Le destin de cette grande dame, qui révolutionna la décoration au XXème siècle, fut aussi singulier que les intérieurs qu’elle redécorait. Son futur mari, Marcellin Castaing, célèbre critique d’art et mécène de l’époque, l’ « enleva » à ses parents avant de l’épouser. Cet esthète raffiné, qui fut la grande passion de sa vie, ouvrit à Madeleine Castaing les portes d’un monde nouveau : celui de l’art contemporain. Aiguillonnée par les nombreux artistes qui entouraient le couple, comme Soutine, Modigliani ou Picasso, Madeleine Castaing développa un goût à la fois très sûr et parfaitement excentrique. Alors même que Paris était occupé, elle eut l’audace d’ouvrir sa propre
boutique d’antiquités et de décoration, dans le quartier de Saint-Germain-des-Prés. Le succès fut fulgurant. Le Tout-Paris s’y bousculait.
En mêlant
les styles et les ambiances, d’une façon très détonante, Madeleine Castaing libéra la décoration du carcan des conventions qui l’enserrait. Dans sa célèbre boutique, elle proposait des meubles en bambou, des tissus bayadères, des bibelots fantaisistes, des papiers peints exotiques et des imprimés léopards. Françoise Sagan, Yves Saint-Laurent et André Malraux comptèrent parmi ses nombreux clients, avec lesquels elle pouvait parfois vivre plusieurs jours durant. C’était le temps nécessaire selon elle pour réussir à traduire leurs émotions en décoration.

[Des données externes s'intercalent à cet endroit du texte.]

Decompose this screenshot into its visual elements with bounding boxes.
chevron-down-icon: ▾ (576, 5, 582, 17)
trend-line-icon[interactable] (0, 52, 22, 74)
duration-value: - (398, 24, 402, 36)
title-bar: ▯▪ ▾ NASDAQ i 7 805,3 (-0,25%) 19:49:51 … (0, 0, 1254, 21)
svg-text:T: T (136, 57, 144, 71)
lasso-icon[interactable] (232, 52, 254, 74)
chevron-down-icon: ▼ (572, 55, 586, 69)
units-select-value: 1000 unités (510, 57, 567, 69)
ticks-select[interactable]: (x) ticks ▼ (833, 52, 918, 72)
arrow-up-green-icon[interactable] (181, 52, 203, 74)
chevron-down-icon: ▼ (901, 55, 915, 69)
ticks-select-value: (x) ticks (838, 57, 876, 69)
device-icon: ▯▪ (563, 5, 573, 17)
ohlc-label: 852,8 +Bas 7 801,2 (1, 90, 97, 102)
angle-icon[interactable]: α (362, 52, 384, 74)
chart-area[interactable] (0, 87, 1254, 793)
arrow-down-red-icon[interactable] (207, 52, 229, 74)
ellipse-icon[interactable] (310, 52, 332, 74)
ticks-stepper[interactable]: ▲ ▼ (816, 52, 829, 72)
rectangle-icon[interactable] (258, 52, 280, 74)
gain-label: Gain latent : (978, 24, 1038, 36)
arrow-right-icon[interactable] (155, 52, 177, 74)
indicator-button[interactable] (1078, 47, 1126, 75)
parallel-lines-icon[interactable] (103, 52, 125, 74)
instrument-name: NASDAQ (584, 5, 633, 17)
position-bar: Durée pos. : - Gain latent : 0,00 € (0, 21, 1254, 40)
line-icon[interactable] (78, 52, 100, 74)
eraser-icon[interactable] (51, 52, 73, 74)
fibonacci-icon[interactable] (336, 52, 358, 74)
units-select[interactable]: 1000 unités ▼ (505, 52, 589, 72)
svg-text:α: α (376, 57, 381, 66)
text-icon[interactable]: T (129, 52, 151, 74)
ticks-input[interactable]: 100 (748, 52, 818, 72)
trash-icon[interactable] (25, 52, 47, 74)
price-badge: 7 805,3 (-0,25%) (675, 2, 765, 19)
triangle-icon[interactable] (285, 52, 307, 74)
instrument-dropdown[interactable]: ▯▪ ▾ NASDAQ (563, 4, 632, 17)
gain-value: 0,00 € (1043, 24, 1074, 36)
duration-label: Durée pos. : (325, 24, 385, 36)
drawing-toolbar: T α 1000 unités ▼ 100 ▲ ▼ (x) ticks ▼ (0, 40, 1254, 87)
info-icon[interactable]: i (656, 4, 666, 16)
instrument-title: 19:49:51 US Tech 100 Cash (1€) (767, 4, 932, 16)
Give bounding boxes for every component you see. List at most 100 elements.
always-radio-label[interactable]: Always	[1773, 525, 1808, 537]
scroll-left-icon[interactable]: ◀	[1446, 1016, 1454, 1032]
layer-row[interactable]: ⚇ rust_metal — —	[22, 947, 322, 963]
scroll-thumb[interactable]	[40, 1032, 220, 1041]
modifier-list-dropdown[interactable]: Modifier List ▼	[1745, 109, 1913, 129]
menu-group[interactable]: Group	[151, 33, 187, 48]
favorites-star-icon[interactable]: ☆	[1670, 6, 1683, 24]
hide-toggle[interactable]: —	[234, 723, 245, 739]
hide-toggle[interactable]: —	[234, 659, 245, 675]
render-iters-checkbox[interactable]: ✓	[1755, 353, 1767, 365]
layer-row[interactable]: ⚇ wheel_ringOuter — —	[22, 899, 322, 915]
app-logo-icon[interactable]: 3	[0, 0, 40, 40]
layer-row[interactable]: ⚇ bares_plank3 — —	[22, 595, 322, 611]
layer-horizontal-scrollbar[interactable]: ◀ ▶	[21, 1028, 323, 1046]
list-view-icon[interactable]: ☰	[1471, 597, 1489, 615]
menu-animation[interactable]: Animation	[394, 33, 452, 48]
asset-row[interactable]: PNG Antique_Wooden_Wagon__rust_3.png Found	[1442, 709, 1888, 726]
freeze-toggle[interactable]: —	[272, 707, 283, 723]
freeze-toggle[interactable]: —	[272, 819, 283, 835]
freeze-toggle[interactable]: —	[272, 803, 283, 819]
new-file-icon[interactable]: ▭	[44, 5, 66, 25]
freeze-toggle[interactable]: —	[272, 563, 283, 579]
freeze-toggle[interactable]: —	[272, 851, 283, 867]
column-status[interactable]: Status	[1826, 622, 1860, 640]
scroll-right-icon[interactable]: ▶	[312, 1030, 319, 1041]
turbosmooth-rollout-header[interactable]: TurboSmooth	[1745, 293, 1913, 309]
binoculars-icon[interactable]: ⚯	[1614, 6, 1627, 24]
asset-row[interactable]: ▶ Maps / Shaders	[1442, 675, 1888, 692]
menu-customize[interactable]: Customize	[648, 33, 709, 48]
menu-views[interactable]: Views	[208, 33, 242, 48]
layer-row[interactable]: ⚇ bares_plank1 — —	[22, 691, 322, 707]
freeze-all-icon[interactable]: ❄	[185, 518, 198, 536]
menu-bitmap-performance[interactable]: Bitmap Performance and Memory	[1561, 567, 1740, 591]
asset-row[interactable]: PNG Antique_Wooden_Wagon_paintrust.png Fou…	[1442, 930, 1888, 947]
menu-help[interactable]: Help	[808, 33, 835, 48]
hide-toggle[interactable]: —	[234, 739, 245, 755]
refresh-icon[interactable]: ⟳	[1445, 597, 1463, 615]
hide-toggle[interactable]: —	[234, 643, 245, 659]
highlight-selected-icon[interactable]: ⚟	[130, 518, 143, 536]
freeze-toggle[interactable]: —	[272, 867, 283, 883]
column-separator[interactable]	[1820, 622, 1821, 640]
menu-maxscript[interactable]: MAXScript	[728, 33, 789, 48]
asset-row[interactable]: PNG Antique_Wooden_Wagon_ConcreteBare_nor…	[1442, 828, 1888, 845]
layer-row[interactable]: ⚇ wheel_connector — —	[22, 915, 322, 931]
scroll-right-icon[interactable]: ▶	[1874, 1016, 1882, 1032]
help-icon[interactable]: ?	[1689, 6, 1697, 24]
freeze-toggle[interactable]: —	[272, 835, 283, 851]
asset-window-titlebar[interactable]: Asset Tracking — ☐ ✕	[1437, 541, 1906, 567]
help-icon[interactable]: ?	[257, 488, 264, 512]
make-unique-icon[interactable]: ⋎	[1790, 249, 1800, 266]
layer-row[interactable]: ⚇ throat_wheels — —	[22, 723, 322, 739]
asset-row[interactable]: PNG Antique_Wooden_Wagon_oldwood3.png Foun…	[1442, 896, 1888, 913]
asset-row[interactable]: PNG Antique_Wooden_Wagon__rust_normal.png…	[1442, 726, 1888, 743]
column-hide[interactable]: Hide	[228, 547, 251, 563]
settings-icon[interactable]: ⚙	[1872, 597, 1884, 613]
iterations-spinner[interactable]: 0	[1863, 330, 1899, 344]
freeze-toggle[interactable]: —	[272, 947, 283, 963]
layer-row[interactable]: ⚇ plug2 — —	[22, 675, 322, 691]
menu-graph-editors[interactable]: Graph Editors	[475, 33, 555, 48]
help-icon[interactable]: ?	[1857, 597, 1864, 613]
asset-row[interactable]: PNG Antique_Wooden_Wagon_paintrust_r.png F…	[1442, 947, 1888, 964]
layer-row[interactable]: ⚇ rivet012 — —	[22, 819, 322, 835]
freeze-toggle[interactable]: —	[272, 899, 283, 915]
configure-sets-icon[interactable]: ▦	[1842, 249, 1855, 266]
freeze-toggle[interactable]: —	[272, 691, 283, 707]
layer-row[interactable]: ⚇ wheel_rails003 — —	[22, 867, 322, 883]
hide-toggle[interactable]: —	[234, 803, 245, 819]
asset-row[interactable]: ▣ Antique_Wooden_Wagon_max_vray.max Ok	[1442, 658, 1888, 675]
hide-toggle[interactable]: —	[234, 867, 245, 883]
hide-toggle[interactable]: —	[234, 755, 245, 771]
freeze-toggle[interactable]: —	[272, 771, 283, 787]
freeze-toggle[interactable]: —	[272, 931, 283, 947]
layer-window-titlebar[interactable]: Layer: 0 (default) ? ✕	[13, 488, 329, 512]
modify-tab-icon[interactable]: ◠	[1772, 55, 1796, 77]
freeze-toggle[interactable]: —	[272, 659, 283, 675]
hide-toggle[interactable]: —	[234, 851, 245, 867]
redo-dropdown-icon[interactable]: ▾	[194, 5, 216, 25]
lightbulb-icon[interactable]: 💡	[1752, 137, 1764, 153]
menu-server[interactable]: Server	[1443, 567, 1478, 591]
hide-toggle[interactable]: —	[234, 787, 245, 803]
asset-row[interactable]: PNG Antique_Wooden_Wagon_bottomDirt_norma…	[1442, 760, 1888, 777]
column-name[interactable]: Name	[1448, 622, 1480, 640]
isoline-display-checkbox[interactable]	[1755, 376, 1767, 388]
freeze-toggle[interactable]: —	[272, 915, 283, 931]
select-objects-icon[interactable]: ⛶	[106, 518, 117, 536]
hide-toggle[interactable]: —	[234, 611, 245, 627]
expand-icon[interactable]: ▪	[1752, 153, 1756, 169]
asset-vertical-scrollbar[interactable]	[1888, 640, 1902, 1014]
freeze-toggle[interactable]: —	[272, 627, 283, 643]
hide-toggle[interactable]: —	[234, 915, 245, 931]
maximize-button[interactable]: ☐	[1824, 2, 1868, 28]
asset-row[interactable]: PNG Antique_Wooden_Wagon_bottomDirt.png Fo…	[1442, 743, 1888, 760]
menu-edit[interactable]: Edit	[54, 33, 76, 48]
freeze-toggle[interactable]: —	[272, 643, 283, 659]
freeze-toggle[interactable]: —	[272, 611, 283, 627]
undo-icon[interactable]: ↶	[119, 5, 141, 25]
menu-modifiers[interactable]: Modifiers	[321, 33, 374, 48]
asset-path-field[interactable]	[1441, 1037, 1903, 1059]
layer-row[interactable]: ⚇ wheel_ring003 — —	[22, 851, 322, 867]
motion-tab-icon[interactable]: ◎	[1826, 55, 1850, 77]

Madeleine Castaing a aussi donné son nom à une couleur, le «
bleu Castaing », en accord profond avec son tempérament, intense et lumineux. Cette chaise Ballerine a été vue dans sa salle de bains de sa gentilhommière de Lèves, près de Chartres. Louis Roitel a décidé de la rééditer.
Aujourd’hui encore, les arrangements de la «
diva de la décoration » continuent d’inspirer des intérieurs réputés, comme ceux des salons de thé Ladurée.